Les manifestant·es prennent l’allure des espèces à protéger sur le site où est prévu le chantier de l’autoroute. Ici, le grand capricorne, un insecte friand des troncs d’arbres morts et essentiel aux écosystèmes du milieu. © Vert/Alban Leduc

«C’est bien de se faire guider par des gens qui connaissent et cela permet à beaucoup de gens de participer», s’enthousiasme Aurore, dont c’est la première mobilisation. Pour elle, la forêt de Bord, c’est d’abord un être sensible qu’elle prend plaisir à visiter. «C’est le genre d’affect qui nous met en mouvement, la sensibilisation n’est plus abstraite mais liée à des milieux de vie», explique à Vert Alessandro Pignocchi, co-auteur d’Ethnographies des mondes à venir. Pour le chercheur en sciences cognitives, il faut créer des communautés de luttes locales et multiplier les actions directes pour faire face aux limites de l’Etat sur ces enjeux.

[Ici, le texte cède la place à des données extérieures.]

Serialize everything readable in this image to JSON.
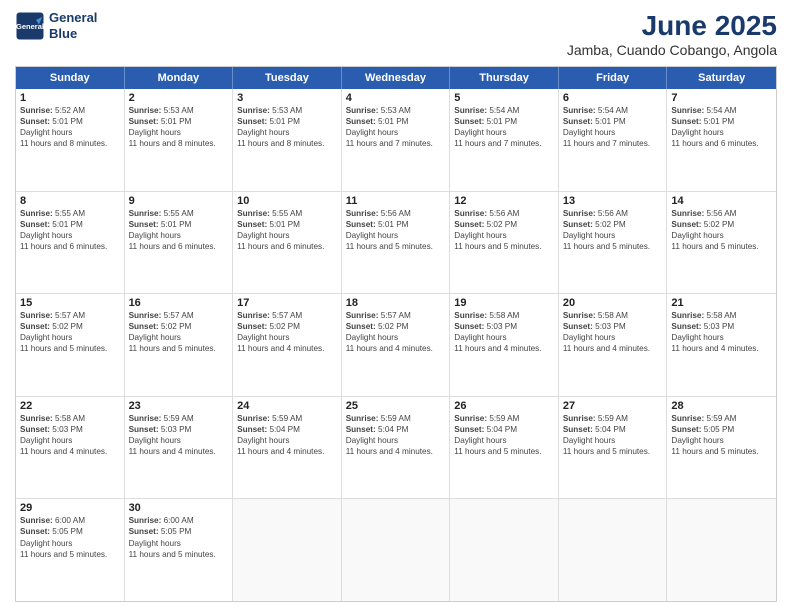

Le week-end de mobilisation est ponctué de conférences et formations données par des naturalistes et philosophes autour de notre rapport au vivant. © Vert/Alban Leduc

Faire entrer le vivant en politique

Le jeu institutionnel est néanmoins un passage obligé. «Le pouvoir est dans les mains de la Première ministre, c’est maintenant qu’il faut créer une prise de conscience», considère Alma Dufour, députée (France Insoumise) de la circonscription où passe le tracé. «Comment on peut regarder cette forêt droit dans les yeux et ne rien faire ?», s’interroge Marine Tondelier, secrétaire nationale d’Europe Ecologie-Les Verts. «Il faut montrer que toutes les crises sont liées», résume Laetitia, membre des Gilets jaunes et de toutes les mobilisations écologistes. En démontrant que le sort des êtres vivants non-humains est lié au nôtre, les organisateur·ices espèrent enfin faire entrer la biodiversité en politique.